As Mary Margaret prattled on about the possible real reasons for her father’s feelings of guilt (Had he, for example, seen his sister naked in the tub or copped a feel on the fire escape?) I considered the possibility that my own suppressed feelings of guilt were causing in me an unconscious clamoring for retribution, and that Rhoda (in the guise of Mary Margaret) satisfied this unfulfilled wish for punishment while simultaneously posing a threat that punishment might actually be meted, thereby causing extreme anxiety manifesting itself in the form of unreasoning fear — how do you like that one, Dr. Crackers? I rejected the possibility on the grounds that the resemblance to Rhoda had already been disproved, and besides, the whole guilt theory was Krakauer’s, not mine. So why was I afraid of Mary Margaret? I asked silently, as I tilted yet another scotch on the rocks.

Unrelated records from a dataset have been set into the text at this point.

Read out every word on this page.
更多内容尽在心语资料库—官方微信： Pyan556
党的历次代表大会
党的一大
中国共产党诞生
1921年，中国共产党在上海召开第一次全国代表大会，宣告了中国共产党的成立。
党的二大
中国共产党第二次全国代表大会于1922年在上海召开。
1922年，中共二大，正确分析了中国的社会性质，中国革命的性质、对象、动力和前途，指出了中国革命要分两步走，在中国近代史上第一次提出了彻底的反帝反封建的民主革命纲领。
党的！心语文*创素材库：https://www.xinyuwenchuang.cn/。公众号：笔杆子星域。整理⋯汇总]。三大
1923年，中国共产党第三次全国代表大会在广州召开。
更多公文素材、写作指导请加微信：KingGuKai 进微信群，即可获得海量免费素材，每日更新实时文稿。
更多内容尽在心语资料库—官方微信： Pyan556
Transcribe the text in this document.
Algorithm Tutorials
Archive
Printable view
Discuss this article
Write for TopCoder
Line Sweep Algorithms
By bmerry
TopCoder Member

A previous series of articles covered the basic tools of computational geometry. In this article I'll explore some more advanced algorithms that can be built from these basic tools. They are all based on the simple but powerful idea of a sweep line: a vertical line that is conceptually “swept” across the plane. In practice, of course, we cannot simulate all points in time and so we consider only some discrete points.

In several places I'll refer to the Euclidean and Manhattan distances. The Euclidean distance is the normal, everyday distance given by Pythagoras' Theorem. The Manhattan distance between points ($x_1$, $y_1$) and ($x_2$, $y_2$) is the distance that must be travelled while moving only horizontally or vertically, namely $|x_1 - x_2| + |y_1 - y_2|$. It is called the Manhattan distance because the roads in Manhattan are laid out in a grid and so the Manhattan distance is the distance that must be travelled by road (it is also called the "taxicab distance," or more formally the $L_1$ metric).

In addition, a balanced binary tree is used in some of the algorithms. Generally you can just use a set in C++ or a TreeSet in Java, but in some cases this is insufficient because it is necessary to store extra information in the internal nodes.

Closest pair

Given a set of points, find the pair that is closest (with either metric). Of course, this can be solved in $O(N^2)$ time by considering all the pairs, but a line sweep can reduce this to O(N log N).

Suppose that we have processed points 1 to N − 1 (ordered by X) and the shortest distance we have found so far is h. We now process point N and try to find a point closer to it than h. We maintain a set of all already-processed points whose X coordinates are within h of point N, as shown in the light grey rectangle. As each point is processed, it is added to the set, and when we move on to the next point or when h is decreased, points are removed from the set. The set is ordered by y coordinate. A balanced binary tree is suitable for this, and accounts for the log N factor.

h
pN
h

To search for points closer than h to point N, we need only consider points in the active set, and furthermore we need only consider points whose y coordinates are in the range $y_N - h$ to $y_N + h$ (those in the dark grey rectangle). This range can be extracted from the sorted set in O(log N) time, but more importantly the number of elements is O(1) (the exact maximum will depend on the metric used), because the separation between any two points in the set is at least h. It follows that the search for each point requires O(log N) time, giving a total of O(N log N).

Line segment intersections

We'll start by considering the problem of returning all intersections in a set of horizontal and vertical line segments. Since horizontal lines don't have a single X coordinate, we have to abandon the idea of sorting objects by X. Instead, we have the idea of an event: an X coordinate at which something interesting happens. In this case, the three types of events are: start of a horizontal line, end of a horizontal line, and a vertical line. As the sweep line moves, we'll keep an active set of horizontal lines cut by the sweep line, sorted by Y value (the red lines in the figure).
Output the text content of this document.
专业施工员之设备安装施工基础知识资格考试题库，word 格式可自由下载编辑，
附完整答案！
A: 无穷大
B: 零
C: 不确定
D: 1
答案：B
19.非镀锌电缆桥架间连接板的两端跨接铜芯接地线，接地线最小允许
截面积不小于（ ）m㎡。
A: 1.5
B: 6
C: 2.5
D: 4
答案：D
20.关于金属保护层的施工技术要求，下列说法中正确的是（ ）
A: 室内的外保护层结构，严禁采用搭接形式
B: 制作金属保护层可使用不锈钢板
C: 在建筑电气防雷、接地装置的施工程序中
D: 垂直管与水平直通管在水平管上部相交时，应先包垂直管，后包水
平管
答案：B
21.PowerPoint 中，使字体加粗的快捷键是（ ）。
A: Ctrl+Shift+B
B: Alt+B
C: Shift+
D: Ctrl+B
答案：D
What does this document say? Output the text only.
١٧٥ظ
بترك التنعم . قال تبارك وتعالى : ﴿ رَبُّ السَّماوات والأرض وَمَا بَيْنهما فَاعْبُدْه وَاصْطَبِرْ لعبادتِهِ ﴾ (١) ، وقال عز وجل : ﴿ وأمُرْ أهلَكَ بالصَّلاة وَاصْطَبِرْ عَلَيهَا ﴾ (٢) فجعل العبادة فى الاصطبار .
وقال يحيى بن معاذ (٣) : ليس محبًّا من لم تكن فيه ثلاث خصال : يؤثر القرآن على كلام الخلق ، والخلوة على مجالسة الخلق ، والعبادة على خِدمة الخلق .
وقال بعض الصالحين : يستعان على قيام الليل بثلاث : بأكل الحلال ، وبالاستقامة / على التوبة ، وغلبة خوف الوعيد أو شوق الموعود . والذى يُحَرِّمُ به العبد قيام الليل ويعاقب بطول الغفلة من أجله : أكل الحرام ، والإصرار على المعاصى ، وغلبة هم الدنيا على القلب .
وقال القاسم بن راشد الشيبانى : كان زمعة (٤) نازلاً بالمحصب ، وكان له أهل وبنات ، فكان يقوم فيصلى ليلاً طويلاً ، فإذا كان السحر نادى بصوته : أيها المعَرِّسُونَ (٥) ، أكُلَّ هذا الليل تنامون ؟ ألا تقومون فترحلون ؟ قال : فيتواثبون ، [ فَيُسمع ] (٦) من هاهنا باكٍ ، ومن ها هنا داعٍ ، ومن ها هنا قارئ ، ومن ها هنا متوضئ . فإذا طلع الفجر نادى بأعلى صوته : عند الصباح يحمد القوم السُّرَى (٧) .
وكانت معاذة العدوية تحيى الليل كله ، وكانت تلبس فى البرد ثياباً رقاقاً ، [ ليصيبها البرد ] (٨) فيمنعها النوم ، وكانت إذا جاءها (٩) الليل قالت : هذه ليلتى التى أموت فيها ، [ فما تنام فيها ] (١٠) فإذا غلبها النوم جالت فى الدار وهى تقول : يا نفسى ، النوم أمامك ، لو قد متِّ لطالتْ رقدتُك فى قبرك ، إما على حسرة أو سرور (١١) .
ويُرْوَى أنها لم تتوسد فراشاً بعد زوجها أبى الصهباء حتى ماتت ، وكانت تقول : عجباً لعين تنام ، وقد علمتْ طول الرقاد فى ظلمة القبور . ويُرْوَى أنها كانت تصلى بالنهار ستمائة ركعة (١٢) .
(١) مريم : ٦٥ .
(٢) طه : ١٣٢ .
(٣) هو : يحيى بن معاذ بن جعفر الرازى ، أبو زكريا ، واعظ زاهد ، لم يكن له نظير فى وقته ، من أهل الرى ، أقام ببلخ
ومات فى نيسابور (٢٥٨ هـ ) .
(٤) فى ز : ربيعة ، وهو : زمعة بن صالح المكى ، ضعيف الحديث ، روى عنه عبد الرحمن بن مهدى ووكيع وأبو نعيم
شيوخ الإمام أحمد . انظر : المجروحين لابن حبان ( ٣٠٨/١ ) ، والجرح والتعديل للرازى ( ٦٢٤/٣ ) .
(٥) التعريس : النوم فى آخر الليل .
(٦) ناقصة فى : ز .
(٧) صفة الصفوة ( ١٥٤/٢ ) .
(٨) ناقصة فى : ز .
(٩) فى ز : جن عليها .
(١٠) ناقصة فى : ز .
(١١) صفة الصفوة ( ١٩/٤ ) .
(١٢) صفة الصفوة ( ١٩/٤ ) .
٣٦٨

“I thought all that would change when he retired,” Mary Margaret said. “I mean, a person can go crazy sitting in a cab all night with his own thoughts, don’t you think? Especially when he keeps blaming himself for killing a nine-year-old kid. So when I started making such big money, I told him he could quit the cab, that I would take care of him, he could go to ball games, he could smoke his guinea stinkers, he could do whatever he liked from now on, without having to worry about a thing. The idea was to get him to stop thinking about his little sister all the time. So do you want to know what he does now? Instead of sitting in the cab and thinking about his sister, he sits in the parlor and thinks about her.”